Multiple Points-In-Time Estimation of Peak Wind Effects on Structures

摘要

One of the problems encountered in the estimation of wind effects on high-rise structures is the development of combinations of wind-induced translational responses in possible conjunction with rotational responses and/or of forces and moments that contribute to the wind-induced demand at various cross sections of individual structural members. In current wind engineering practice such combinations are developed in large part intuitively because phase information on the effects being combined is not readily available from frequency domain analyses. In contrast, full time series analyses can produce estimates of combined wind effects because they preserve phase information; however, such analyses can be overly time-consuming. In current wind engineering practice it is common to use the empirical point-in-time (PIT) procedure for the estimation of peaks of combined stationary stochastic processes. The procedure is applied to pairs of such processes, and consists of adding an estimate of the peak value of one of the processes to the estimated value of the second process at the time of the occurrence of that peak. Even if the full time histories of the two stochastic processes are used, errors inherent in PIT can be in some cases as high as 20% on the unconservative side. The purpose of this paper is to present the empirical multiple points-in-time (MPIT) procedure, which improves significantly upon the PIT approach.

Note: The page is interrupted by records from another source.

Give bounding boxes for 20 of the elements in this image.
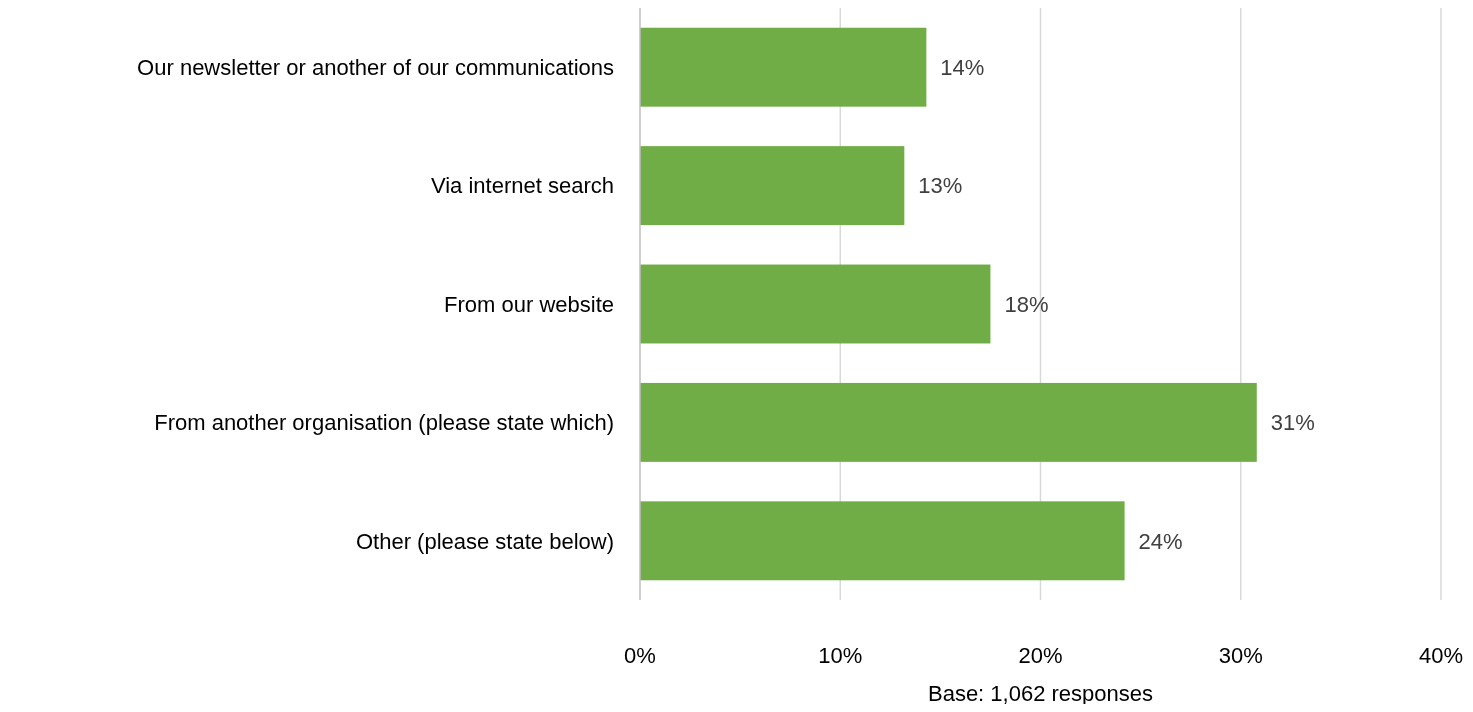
x-tick-label: 20%: [1018, 642, 1063, 668]
data-label: 31%: [1270, 410, 1315, 436]
x-tick-label: 10%: [818, 642, 863, 668]
x-tick-label: 30%: [1218, 642, 1263, 668]
bar: [640, 264, 991, 344]
data-label: 18%: [1004, 291, 1049, 317]
data-label: 24%: [1138, 528, 1183, 554]
y-tick-label: Via internet search: [430, 173, 614, 199]
y-tick-label: From our website: [444, 291, 614, 317]
data-label: 14%: [940, 54, 985, 80]
bar: [640, 501, 1125, 581]
y-tick-label: Other (please state below): [355, 528, 614, 554]
x-tick-label: 0%: [624, 642, 656, 668]
data-label: 13%: [918, 173, 963, 199]
bar: [640, 382, 1257, 462]
y-tick-label: Our newsletter or another of our communications: [137, 54, 614, 80]
bar: [640, 146, 905, 226]
y-tick-label: From another organisation (please state which): [154, 410, 614, 436]
bar: [640, 27, 927, 107]
x-tick-label: 40%: [1418, 642, 1464, 668]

The MPIT procedure is illustrated by an application to a 60-story reinforced concrete structure. Results show that the MPIT approach produces remarkably accurate estimates of the peak combined wind effects by using a limited number of peaks from the time histories of the individual wind effects being combined. Those estimates are obtained far more economically in terms of computational time than conventional time domain estimates that use full time histories.